Apologies for treading heftily on my colleague's toes - however, in mitigation, I did make these images available to him years ago in the hope that he might have something useful to say. What has prompted this cross-blogging is a need to top up the nostalgia trough. Mention elsewhere of old milk bottles drove me to rummage in the archive for this building - I just know that in the Frigidaire are at least a couple of the little foil capped beauties. Lurking on the shelf above is a piece of boiled ham or pressed tongue on a chipped plate under an up-turned pudding basin.
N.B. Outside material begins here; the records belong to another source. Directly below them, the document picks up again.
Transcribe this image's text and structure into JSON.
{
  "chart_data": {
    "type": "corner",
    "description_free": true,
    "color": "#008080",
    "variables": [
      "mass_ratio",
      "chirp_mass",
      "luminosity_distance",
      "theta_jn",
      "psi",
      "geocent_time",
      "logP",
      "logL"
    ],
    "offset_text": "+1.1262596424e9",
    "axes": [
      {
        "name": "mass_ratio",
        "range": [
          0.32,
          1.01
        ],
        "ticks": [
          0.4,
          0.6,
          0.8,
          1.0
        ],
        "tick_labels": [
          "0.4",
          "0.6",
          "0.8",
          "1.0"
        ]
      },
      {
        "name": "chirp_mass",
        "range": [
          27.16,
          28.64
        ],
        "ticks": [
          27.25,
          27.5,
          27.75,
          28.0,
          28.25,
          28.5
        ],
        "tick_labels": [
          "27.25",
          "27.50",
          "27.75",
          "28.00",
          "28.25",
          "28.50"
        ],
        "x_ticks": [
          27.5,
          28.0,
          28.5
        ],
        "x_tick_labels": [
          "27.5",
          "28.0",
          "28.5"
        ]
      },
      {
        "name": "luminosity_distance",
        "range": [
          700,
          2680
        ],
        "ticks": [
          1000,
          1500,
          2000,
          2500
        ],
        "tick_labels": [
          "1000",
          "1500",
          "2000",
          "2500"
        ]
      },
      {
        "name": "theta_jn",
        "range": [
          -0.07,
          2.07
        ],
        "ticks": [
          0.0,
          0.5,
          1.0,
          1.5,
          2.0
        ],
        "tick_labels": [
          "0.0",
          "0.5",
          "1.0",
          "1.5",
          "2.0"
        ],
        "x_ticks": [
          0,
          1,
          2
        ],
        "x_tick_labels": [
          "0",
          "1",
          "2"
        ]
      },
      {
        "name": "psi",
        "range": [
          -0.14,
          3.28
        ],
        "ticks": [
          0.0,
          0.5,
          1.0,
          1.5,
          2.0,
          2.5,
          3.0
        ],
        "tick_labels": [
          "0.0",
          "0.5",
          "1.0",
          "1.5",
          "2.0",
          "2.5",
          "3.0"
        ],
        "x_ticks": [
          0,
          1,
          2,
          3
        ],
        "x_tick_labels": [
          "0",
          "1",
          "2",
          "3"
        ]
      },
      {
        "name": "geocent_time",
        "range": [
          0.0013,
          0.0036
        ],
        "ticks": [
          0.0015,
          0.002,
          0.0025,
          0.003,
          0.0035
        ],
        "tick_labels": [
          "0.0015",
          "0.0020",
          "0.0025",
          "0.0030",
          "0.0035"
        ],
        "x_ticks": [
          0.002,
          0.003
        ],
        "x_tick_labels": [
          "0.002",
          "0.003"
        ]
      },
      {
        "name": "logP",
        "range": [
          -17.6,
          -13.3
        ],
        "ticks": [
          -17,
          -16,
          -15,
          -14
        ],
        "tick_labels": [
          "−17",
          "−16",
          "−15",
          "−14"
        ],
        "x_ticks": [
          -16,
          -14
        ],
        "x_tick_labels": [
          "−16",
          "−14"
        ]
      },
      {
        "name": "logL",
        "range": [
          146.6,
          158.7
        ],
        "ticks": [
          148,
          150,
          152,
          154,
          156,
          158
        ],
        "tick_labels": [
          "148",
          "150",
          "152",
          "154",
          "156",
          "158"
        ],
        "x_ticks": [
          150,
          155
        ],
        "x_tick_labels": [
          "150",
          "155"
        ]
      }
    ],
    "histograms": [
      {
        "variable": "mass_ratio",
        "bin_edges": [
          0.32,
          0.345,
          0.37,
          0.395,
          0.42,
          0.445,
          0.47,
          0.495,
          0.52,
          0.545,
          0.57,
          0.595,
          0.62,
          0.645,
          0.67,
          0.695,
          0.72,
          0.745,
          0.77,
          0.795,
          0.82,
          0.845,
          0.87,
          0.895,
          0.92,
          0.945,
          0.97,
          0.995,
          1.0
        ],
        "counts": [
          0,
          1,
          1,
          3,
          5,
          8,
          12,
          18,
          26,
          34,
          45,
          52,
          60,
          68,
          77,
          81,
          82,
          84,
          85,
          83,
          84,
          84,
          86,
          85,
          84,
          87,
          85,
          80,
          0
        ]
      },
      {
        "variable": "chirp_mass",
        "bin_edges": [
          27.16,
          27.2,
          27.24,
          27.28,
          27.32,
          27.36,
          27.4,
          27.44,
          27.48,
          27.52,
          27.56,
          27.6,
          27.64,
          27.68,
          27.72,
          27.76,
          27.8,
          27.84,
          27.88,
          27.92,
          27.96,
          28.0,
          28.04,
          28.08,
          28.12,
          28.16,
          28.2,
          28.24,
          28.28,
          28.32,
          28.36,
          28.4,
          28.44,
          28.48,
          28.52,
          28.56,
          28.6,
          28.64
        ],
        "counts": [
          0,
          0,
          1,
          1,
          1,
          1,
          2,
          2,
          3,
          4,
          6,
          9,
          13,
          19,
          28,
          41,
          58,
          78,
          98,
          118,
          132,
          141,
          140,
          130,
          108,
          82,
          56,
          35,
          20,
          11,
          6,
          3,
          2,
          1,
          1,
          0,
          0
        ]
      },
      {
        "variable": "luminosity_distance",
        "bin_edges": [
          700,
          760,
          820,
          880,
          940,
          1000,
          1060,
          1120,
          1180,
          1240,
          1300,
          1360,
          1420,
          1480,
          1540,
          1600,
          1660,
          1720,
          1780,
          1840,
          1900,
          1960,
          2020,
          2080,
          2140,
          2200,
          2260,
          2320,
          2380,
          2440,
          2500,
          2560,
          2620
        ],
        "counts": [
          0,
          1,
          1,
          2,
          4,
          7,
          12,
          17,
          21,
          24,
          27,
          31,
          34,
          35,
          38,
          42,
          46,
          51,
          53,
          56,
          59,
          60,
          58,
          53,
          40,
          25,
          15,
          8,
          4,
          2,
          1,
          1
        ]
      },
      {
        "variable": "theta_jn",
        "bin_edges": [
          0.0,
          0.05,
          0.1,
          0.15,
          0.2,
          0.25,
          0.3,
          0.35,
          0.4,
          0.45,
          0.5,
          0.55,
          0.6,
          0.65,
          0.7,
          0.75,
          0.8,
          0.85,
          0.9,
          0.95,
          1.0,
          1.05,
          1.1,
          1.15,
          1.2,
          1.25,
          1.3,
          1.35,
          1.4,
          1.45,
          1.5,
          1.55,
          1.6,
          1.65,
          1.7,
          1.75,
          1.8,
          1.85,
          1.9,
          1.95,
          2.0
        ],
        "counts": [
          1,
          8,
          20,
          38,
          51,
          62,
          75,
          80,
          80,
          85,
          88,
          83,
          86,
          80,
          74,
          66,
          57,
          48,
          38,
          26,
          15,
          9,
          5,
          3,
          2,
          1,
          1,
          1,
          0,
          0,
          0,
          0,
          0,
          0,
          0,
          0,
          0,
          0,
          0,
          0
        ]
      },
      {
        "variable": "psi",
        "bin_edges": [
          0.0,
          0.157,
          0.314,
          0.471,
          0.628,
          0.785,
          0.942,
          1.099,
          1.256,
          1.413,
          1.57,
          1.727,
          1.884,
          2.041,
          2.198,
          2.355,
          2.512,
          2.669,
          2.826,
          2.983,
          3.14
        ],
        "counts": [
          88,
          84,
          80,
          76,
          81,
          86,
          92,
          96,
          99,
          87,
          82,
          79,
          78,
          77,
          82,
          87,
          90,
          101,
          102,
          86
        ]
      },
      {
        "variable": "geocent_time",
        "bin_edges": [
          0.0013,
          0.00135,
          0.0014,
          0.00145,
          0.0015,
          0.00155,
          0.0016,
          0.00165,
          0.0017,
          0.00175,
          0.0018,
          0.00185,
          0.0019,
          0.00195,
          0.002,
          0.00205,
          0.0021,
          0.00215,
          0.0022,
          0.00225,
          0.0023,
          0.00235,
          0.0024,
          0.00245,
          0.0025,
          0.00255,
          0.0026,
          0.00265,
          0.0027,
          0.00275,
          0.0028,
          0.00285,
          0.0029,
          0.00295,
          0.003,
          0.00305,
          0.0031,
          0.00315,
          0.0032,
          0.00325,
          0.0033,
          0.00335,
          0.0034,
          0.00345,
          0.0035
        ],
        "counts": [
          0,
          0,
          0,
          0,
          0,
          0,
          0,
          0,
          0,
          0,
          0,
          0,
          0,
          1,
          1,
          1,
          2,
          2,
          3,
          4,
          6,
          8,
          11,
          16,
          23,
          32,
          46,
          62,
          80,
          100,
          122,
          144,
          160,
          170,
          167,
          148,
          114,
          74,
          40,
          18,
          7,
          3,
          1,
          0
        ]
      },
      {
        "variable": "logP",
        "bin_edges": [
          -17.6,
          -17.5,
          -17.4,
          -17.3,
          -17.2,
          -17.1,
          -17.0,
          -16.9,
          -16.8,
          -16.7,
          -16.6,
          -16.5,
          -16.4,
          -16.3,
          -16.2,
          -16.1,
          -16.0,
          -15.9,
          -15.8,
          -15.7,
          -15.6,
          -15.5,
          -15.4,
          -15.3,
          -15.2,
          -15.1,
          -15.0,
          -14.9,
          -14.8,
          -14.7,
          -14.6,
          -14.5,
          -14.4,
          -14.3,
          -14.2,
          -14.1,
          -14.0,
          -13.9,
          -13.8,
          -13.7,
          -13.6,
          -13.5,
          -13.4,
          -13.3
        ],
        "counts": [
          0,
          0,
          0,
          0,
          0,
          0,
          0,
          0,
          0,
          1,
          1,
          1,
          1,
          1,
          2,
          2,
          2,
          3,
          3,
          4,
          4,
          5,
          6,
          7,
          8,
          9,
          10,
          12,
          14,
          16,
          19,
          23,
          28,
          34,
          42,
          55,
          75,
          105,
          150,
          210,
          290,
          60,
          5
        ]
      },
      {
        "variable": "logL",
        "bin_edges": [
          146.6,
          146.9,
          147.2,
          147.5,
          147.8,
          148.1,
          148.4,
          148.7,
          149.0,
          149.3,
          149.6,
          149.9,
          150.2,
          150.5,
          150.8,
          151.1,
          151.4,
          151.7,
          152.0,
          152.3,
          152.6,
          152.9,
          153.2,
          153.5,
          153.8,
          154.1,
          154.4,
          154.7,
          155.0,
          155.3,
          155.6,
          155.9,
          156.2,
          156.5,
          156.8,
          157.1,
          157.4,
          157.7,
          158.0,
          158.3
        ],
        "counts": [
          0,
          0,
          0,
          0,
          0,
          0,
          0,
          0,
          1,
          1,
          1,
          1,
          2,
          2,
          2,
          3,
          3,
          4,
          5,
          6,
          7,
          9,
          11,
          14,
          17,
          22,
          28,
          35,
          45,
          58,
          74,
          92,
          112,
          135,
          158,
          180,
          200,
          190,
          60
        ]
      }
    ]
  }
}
God alone knows what's in the loft - but somewhere is a lovingly maintained Hornby OO layout - in fact as I took this shot I could pick out the distinctive sound of the Hoover Model 750 being put to use in the parlour after emptying the grate from last night's fire.
My spirits are always lifted by the site of any period-perfect property, very rare now, many having been spoilt with later additions or thoughtless fenestration replacements. This particular example comes complete with correctly proportioned and decorated garden shed and greenhouse, accessed via the raised-aggregate concrete path with cast in washing line poles. MORE DETAIL !

4 comments:

Peter Ashley said...

Love the house (looks like an OO model itself) and details. And the milk bottle. Are you still decanting, because my nearest post office in Medbourne still does foil capped beauties, with the intriguing legend 'Cotteswold Dairies' blind embossed on the glass flank. (Cue Wilko.)

Thud said...

cast in washing line poles....wonderful.

Peter Ashley said...

Ah, now then. I could go on about washing lines for some time. I much prefer them to those rotary thingies; there's simply nothing better than a line of crisp white shirts hoisted up in the wind by a notched wooden clothes prop. And funnily enough, only last night I read in 'The Heart of London' by Monica Dickens about 50's council block tenants abandoning their gas-heated drying cabinets for washing strung out on their balconies. And there is...(contnd p.94)

Diplomat said...

I had reason to pass this way the other day - I can confirm that the washing line has a pulley at the far end of the path with a cleat on the post alowing infinite and much needed adjustment to the line tension and subsequent height. Marvelous. MORE ADJUSTMENT ! Ooh- also the house next door has a sign propped against the hedge advertising the services of a masseuse.